Censys found numerous exposed Vshell deployments on the internet, including management panels showing hundreds of connected agents and broadly distributed listener infrastructure. The findings highlighted growing operational use of Vshell and its increasing visibility across attacker-controlled systems.
The Shadowserver Foundation reported that more than 900 Sangoma FreePBX instances remained compromised with web shells as of late February 2026. The largest number of infected systems was in the United States, with additional victims in Brazil, Canada, Germany, and France.
Fortinet FortiGuard Labs attributed exploitation of CVE-2025-64328 to the INJ3CTOR3 cyber fraud operation. The activity involved deployment of the EncystPHP web shell, which can execute elevated commands and initiate outbound calls through compromised PBX systems.
CISA added CVE-2025-64328 to its Known Exploited Vulnerabilities catalog after observing active exploitation in the wild. This formalized the vulnerability's status as an actively exploited security issue.
During 2025, Vshell was identified in several threat campaigns, including Operation DRAGONCLONE, the SNOWLIGHT campaign attributed to UNC5174, and an August 2025 phishing operation. These sightings indicated the framework had moved beyond opportunistic use into broader threat actor adoption.

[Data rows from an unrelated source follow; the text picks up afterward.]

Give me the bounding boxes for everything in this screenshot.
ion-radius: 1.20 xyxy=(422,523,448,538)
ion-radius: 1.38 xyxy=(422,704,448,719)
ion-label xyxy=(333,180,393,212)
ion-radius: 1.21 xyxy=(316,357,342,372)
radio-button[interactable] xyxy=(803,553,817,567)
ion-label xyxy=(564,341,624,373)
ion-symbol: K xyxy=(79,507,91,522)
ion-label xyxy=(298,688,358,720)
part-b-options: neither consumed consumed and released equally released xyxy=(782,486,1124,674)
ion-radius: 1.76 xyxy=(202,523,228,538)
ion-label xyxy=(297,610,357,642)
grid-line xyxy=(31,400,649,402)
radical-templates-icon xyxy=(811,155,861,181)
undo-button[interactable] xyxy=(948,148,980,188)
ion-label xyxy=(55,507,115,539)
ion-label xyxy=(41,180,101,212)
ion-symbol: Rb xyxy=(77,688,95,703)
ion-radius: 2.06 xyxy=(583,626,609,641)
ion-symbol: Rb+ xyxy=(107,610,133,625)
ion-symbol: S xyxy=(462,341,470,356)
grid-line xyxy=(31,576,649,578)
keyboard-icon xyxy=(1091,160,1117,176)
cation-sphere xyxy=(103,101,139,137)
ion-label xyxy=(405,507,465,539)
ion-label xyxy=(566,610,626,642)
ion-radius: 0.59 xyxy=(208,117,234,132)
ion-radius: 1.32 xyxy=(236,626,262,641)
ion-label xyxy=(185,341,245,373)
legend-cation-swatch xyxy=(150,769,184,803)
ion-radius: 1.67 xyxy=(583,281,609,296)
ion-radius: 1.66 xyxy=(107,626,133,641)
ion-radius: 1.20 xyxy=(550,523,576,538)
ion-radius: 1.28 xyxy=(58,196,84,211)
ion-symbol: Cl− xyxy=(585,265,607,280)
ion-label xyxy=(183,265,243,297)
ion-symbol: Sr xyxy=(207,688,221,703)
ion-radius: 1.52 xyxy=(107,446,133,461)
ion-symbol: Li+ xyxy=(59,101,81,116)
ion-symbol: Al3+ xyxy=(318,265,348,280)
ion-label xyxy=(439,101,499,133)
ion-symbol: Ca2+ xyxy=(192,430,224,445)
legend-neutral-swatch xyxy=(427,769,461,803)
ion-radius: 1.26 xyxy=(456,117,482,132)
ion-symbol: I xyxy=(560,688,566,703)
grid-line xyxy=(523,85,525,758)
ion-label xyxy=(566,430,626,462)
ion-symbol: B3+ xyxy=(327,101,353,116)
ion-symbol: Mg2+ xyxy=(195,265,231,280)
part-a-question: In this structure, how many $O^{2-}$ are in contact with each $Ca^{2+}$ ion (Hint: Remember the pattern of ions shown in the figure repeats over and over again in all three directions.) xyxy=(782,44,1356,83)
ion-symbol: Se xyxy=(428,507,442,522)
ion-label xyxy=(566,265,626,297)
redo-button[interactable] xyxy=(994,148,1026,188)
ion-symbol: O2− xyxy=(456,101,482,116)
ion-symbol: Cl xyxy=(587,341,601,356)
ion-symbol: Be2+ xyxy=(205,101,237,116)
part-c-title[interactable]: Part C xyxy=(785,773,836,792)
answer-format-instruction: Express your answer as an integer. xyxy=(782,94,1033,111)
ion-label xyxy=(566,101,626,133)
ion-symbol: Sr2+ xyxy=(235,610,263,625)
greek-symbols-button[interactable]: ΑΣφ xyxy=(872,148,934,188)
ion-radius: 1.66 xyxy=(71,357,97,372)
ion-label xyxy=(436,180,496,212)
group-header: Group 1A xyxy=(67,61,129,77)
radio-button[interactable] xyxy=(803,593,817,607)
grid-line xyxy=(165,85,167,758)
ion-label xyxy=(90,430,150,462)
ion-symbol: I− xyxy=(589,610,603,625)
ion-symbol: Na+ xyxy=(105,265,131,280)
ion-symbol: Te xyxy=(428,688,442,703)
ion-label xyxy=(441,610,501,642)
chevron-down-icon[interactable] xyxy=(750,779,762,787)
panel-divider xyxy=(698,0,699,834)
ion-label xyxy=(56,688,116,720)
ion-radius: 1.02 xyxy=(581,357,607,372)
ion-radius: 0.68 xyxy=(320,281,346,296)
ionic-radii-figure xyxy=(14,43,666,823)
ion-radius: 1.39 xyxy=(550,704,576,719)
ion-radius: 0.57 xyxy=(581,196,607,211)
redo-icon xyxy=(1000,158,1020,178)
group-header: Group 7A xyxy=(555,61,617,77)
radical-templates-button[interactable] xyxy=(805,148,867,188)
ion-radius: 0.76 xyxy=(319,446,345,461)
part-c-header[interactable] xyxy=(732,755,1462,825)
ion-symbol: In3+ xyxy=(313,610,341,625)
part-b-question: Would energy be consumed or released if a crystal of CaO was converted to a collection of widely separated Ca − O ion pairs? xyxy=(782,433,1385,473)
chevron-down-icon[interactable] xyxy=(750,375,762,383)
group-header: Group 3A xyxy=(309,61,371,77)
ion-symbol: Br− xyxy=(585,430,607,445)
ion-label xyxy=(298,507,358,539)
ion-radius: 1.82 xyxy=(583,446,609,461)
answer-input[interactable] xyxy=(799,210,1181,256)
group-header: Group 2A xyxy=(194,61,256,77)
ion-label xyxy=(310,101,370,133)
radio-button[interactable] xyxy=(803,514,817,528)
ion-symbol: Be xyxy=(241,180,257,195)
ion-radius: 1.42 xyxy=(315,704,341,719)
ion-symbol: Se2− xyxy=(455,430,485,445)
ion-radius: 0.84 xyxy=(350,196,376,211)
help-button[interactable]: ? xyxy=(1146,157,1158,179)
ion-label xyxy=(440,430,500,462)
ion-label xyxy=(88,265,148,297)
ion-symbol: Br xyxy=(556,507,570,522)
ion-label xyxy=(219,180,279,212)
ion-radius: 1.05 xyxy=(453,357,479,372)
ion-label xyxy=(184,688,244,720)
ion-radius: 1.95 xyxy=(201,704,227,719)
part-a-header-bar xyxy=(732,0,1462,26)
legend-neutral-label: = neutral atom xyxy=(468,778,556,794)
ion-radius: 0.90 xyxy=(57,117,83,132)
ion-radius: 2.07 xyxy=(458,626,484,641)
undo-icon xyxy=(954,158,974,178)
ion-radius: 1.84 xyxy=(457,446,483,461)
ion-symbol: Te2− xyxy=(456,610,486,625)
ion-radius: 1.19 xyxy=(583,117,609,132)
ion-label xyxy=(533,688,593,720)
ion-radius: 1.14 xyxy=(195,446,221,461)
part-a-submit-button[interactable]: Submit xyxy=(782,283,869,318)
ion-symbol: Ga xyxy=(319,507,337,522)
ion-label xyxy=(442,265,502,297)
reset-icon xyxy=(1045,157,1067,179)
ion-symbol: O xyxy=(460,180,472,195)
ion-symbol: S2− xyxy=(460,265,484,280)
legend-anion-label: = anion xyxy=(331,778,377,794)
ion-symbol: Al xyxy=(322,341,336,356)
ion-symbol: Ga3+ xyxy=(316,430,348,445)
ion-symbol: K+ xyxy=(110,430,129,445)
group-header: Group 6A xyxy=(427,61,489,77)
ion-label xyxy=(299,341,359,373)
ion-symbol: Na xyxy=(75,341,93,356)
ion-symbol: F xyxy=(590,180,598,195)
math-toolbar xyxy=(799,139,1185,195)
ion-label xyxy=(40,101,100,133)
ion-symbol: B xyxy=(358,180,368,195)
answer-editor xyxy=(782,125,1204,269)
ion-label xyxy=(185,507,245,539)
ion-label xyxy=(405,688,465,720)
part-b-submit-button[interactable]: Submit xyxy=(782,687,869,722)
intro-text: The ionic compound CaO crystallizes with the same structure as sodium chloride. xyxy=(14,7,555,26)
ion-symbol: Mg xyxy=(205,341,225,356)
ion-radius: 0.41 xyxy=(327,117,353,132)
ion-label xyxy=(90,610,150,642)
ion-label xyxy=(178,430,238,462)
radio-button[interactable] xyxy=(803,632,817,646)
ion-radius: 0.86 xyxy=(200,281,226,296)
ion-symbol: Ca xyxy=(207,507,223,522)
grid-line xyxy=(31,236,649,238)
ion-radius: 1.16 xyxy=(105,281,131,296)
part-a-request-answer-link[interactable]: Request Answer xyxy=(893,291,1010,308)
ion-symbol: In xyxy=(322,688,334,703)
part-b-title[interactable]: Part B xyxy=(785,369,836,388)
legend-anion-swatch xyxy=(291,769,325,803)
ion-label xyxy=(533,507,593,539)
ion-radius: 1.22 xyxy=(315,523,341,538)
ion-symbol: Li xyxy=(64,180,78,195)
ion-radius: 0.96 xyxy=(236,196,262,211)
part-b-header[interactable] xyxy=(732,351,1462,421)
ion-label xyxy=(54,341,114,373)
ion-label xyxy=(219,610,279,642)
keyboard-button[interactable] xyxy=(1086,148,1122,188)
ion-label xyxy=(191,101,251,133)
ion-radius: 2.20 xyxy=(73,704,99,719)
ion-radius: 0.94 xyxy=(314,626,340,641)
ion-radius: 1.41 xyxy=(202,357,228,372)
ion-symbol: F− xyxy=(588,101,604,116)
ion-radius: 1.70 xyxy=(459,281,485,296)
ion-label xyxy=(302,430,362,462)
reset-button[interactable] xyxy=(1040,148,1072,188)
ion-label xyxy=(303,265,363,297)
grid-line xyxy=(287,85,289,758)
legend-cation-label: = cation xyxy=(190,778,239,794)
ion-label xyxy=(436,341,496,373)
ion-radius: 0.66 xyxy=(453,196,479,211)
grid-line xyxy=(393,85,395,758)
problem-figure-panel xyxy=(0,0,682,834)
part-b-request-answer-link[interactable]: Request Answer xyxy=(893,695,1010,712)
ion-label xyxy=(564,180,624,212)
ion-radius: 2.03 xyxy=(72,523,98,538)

Sangoma addressed CVE-2025-64328 in FreePBX version 17.0.3. The issue affected version 17.0.2.36 and later, and mitigation guidance included hardening access to the Administrator Control Panel and updating the filestore module.
Attackers began exploiting CVE-2025-64328 against Sangoma FreePBX instances in December 2025, leading to widespread web shell compromises. The flaw is a high-severity post-authentication command injection vulnerability that enables arbitrary shell command execution.
Vshell, a Go-based command-and-control framework, first appeared in 2021 in Chinese-speaking offensive security circles. It began as a basic remote access tool and later evolved into a more capable intrusion framework.